O artigo 5º, inciso X da Constituição Federal garante, expressamente, a todos que sofram violação do direito à imagem, à intimidade, à vida privada e à honra, a indenização por danos morais, inclusive as pessoas jurídicas (Súmula 227 STJ).

De acordo com a doutrina e com o entendimento sedimentado nas Cortes Superiores, dano moral é a lesão a direito da personalidade, correspondendo a toda violação ao patrimônio imaterial da pessoa no âmbito das suas relações de direito privado.

Não se confunde, no entanto, com acontecimentos cotidianos que, apesar de incomodarem, não têm aptidão para atingir, de forma efetiva, direitos da personalidade. Tais acontecimentos têm sido tratados, com acerto, pela jurisprudência, como "meros aborrecimentos", inafastáveis na sociedade contemporânea, devendo ser suportados por seus integrantes, ou punidos administrativamente, para que o instituto do dano moral não perca seu real sentido, sua verdadeira função: compensar o lesado pela violação à sua personalidade.

Verifica-se que, no caso, os elementos dos autos evidenciam que os descontos indevidos do benefício previdenciário da parte apelante macularam sua esfera extrapatrimonial, de modo que os fatos narrados se distanciam de um mero aborrecimento cotidiano, não se constituindo um simples dissabor.

Neste sentido, colaciona-se a jurisprudência a seguir:

DANO MORAL. EMPRÉSTIMO CONSIGNADO. DESCONTOS INDEVIDOS. FRAUDE. 1. Cumpria ao banco a prova da regularidade de um empréstimo consignado impugnado pela parte consumidora. Sem essa prova, era de rigor o decreto de inexigibilidade do débito. 2. Ainda que o desconto não fosse muito significativo, a autora é pessoa idosa e simples, com poucos recursos. Descontos fraudulentos geram despesa imprevista, e isso acarreta muitos problemas a quem, com poucos recursos, tenta administrar os gastos mensais.

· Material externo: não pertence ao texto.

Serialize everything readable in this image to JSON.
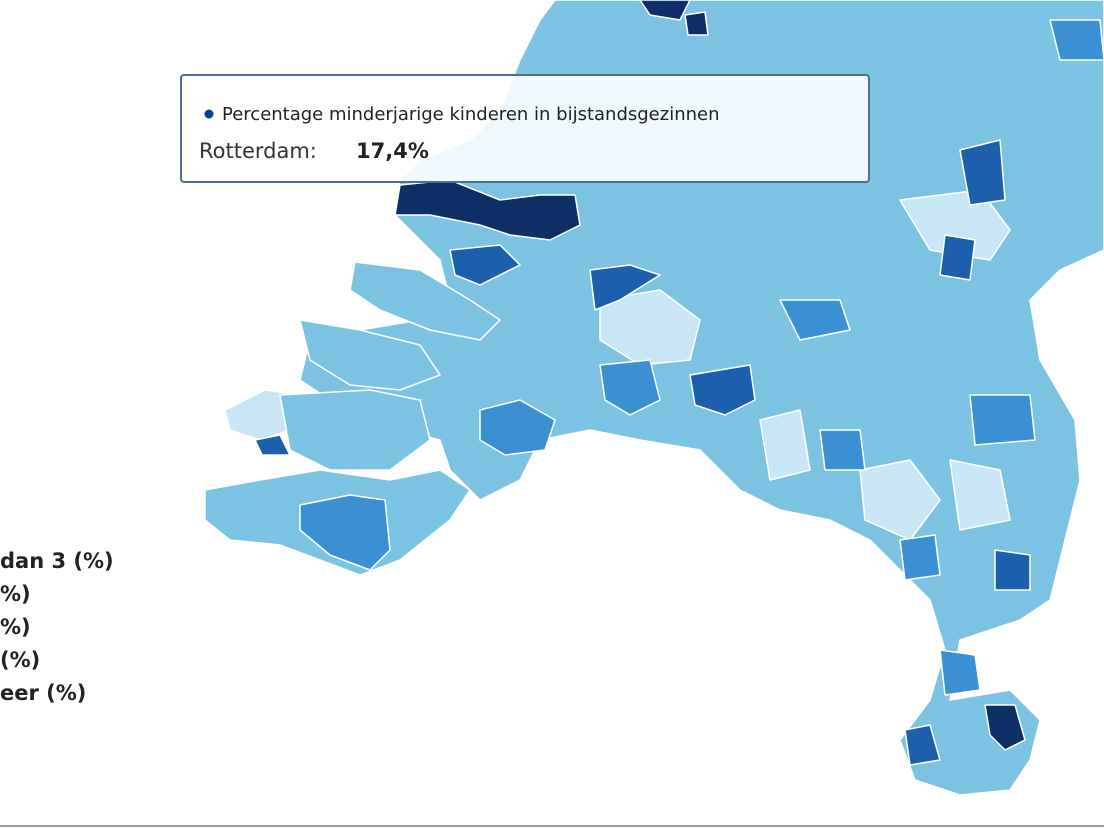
{
  "tooltip": {
    "series": "Percentage minderjarige kinderen in bijstandsgezinnen",
    "label": "Rotterdam:",
    "value": "17,4%"
  },
  "legend": {
    "items": [
      "dan 3 (%)",
      "%)",
      "%)",
      "(%)",
      "eer (%)"
    ]
  }
}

Dano moral configurado. 3. O valor da indenização não foi excessivo nem irrisório. Diante das circunstâncias da causa, mostrou-se adequado, não merecendo redução nem majoração. 4. Recursos não providos.

(TJ-SP 00014136920128260538 SP 0001413-69.2012.8.26.0538, Relator: Melo Colombi, Data de Julgamento: 18/07/2018, 14ª Câmara de Direito Privado, Data de Publicação: 18/07/2018)”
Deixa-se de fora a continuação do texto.